Si l’on désire résister à l’effacement de la vie de l’esprit sous la pression du numérique qui la capte, la sature et l’enferme dans un nominalisme individualiste, il faut avoir des principes solides, des convictions héritées d’une source sûre. En matière religieuse, une telle source s’appelle la Révélation divine. La possibilité que l’esprit humain soit enrichi d’une connaissance sur lui-même qui ne procède pas de sa seule déduction, mais réponde d’une logique plus ample incluant la catégorie d’un « inconnaissable par l’esprit humain ». La confiance est alors constitutive de l’acte de connaissance. Il s’agit aujourd’hui de comprendre plus profondément en quoi l’anthropologie révélée ou anthropologie biblique, contient un humanisme universaliste, capable d’assumer le fait numérique et de contrer la fragmentation sociale qu’il génère.

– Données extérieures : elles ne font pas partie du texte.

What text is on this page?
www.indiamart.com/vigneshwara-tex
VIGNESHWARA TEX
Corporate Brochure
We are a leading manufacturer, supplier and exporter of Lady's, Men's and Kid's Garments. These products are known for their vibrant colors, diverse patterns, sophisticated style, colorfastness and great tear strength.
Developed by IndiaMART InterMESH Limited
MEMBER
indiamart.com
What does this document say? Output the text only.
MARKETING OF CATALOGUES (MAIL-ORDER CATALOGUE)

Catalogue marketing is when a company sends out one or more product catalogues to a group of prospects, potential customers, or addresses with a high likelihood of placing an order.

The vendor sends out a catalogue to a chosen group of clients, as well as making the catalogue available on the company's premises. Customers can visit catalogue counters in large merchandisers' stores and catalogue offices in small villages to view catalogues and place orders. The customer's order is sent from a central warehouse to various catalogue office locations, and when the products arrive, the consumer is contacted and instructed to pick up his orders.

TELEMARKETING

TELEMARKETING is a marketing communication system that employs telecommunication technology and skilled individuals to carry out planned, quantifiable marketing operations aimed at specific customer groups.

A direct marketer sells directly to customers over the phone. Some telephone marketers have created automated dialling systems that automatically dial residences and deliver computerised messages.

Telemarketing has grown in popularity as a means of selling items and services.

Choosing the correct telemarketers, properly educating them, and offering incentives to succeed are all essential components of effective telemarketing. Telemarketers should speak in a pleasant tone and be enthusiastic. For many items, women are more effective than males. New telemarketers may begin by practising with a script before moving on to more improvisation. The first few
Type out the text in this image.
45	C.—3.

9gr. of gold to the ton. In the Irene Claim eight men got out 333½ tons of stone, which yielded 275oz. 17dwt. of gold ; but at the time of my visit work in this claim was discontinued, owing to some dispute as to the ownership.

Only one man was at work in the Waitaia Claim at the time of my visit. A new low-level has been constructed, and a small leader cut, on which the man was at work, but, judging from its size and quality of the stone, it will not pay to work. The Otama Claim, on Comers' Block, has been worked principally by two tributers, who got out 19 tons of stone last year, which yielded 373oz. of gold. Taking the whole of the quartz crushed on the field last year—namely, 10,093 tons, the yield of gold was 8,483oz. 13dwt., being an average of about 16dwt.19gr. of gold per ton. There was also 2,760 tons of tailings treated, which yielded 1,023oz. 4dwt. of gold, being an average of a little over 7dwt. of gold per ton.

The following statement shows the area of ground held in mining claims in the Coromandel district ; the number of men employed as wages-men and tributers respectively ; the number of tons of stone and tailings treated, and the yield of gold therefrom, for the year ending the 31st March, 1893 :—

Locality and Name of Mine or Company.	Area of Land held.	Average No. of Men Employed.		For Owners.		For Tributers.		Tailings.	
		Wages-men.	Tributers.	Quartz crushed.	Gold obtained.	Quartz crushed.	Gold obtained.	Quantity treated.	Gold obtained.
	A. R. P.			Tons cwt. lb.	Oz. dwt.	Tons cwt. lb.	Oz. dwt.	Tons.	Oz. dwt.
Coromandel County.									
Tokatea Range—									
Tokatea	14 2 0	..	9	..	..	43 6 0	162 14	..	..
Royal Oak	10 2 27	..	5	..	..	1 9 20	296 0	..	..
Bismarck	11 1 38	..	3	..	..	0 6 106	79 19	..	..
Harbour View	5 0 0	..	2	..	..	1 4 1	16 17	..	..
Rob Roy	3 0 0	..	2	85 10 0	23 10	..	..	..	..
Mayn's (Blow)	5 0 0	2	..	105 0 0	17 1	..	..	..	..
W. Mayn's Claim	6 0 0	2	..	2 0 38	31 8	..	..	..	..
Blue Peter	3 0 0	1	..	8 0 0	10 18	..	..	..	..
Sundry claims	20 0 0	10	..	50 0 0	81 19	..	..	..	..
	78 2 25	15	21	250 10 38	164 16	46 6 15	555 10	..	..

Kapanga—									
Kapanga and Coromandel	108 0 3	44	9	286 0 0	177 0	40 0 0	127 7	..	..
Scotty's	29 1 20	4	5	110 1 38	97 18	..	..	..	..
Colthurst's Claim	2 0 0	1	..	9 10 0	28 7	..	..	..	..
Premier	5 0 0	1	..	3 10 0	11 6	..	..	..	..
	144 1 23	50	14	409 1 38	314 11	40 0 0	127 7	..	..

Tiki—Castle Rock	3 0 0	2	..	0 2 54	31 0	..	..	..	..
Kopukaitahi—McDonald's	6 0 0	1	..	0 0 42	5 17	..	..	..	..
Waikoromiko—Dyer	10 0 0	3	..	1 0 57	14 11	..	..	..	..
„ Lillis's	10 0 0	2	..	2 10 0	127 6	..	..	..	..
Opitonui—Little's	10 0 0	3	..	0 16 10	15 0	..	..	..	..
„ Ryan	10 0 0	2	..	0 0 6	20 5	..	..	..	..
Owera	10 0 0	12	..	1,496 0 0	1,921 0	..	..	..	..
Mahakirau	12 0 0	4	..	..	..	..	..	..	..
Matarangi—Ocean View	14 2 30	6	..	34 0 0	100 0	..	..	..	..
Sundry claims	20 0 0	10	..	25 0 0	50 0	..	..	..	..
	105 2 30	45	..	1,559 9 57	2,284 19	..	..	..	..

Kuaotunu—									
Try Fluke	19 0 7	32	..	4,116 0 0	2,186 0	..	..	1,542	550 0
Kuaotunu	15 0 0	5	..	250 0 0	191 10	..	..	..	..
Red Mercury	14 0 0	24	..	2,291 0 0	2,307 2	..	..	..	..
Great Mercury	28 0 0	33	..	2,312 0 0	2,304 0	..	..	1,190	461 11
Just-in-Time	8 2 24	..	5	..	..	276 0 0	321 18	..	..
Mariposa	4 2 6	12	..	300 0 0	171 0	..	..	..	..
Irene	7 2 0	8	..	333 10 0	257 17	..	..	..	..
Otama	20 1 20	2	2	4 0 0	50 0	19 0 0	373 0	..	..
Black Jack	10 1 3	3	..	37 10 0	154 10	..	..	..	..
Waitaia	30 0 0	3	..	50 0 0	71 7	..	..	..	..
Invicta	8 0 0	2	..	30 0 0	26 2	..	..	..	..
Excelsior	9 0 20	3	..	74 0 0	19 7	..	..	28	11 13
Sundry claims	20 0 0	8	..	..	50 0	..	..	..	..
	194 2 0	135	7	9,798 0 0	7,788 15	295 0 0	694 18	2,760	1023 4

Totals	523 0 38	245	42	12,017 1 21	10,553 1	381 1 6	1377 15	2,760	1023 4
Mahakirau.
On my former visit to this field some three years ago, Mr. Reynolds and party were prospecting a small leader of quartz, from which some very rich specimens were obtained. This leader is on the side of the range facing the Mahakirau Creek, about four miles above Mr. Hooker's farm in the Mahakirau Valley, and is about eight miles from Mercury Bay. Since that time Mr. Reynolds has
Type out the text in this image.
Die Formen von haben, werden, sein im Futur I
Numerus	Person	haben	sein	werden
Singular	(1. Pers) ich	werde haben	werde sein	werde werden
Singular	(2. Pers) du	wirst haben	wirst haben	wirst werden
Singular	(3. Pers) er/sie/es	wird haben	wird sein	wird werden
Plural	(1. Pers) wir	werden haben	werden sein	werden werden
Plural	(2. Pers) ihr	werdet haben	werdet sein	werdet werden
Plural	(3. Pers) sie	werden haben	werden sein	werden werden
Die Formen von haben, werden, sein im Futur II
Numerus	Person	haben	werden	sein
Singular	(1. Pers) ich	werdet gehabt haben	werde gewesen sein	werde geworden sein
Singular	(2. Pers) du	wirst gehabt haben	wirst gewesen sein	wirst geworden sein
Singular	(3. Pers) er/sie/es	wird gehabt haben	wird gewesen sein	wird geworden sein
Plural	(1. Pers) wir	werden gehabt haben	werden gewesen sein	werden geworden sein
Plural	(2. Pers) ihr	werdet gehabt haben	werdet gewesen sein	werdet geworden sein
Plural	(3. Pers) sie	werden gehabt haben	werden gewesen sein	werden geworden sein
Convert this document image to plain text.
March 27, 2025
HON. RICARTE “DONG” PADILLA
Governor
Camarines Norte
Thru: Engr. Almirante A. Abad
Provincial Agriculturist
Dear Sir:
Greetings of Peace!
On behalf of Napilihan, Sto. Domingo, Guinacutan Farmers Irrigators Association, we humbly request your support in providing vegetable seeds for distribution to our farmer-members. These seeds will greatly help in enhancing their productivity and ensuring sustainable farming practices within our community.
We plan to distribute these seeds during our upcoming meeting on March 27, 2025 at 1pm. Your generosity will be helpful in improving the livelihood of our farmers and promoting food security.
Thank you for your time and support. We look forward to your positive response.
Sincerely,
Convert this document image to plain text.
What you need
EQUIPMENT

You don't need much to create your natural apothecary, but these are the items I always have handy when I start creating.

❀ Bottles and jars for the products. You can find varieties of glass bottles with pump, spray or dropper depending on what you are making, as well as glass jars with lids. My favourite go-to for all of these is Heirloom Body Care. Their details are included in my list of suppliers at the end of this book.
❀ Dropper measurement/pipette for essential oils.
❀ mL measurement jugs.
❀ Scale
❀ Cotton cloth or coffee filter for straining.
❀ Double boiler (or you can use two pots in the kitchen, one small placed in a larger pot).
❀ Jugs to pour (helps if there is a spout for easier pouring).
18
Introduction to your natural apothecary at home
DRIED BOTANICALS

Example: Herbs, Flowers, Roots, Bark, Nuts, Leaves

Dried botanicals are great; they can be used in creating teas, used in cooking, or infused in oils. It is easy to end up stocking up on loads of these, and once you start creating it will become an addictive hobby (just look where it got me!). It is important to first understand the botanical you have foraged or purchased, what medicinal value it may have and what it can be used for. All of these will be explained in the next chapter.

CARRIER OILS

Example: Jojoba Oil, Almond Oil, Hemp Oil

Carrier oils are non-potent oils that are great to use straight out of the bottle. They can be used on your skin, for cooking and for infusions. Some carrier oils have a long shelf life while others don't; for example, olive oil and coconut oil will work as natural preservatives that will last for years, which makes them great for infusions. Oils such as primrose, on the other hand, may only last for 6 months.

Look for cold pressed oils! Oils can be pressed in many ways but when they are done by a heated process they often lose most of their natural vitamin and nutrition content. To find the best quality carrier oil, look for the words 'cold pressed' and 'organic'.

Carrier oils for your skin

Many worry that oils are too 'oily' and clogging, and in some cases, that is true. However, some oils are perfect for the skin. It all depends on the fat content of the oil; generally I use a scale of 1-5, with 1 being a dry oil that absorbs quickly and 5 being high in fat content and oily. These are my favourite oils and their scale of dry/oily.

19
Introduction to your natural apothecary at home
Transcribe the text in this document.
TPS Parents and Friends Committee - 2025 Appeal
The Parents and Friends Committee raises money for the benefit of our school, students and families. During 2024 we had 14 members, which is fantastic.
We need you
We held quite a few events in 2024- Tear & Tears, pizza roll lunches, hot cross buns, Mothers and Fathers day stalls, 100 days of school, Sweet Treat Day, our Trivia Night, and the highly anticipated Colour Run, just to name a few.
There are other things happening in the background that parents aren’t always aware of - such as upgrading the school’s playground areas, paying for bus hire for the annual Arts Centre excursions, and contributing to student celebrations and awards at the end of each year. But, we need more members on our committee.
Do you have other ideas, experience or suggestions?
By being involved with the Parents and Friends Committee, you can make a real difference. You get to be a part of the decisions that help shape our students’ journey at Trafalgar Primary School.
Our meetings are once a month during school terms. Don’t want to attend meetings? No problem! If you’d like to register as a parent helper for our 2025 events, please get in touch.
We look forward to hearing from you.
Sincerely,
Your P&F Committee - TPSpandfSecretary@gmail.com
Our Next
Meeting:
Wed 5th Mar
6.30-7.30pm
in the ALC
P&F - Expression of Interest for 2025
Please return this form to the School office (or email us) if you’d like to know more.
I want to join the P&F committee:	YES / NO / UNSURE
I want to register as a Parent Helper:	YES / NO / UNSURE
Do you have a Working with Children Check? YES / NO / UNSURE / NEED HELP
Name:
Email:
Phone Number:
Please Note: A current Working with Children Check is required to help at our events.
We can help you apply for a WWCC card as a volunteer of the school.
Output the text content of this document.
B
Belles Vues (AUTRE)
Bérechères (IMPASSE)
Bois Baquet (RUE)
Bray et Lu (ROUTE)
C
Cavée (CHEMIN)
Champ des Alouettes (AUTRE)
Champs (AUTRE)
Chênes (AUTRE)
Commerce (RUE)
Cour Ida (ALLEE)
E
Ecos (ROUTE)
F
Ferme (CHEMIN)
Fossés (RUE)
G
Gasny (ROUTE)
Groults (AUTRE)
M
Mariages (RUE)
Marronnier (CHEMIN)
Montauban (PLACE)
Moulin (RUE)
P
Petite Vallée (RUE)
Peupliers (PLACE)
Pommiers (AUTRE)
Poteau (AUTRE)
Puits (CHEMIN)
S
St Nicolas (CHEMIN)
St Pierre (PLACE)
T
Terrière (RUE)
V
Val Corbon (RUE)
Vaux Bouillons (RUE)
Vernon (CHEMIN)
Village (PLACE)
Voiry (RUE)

Le propre de l’humain est et sera toujours de concevoir en lui, par le verbe, le monde qui l’environne. Le « verbe » est ainsi constitutif de la nature humaine, tout autant sinon davantage encore que la matérialité de son être corporel. En toute personne se tient une parole qui la tient en vie, si bien qu’en matière d’humanité, la vie est dans le verbe plus encore qu’elle n’est dans la seule biologie. Or, ce verbe, ce logos intime et personnel est toujours en genèse, toujours en développement. L’idée que nous nous faisons de l’existence reste en perpétuelle transformation. Ce faisant nous attestons par expérience de notre continuel inachèvement, jusqu’à ce qu’une parole définitive se forme en nous. Précisément, cette parole ultime et indéformable est devant nous. Elle marquera pour chacun le terme définitif de notre conception.
L’environnement physique naturel qui nous accueille et l’environnement technique né de nos capacités créatrices sont au service de la croissance en chacun d’entre nous du « verbe » par lequel la vie prend sens. Nous savons pour une part que nous sommes, ce que nous disons que nous sommes. Mais cette vérité subjective n’est pas encore le dernier mot au sujet de notre nature et de notre personne. Le propre de l’humain reste donc d’être tendu vers ou dans l’attente de voir ce verbe intime et personnel coïncider, autant que cela soit envisageable, avec la Raison de toute chose, qu’on nomme en terme religieux, le Verbe divin, ou la Raison Créatrice. Car après tout, notre propre raison se confronte sans cesse à la raison des choses, à moins que nous ayons abdiqué la possible rationalité de l’existence et consenti à l’absurdité du monde.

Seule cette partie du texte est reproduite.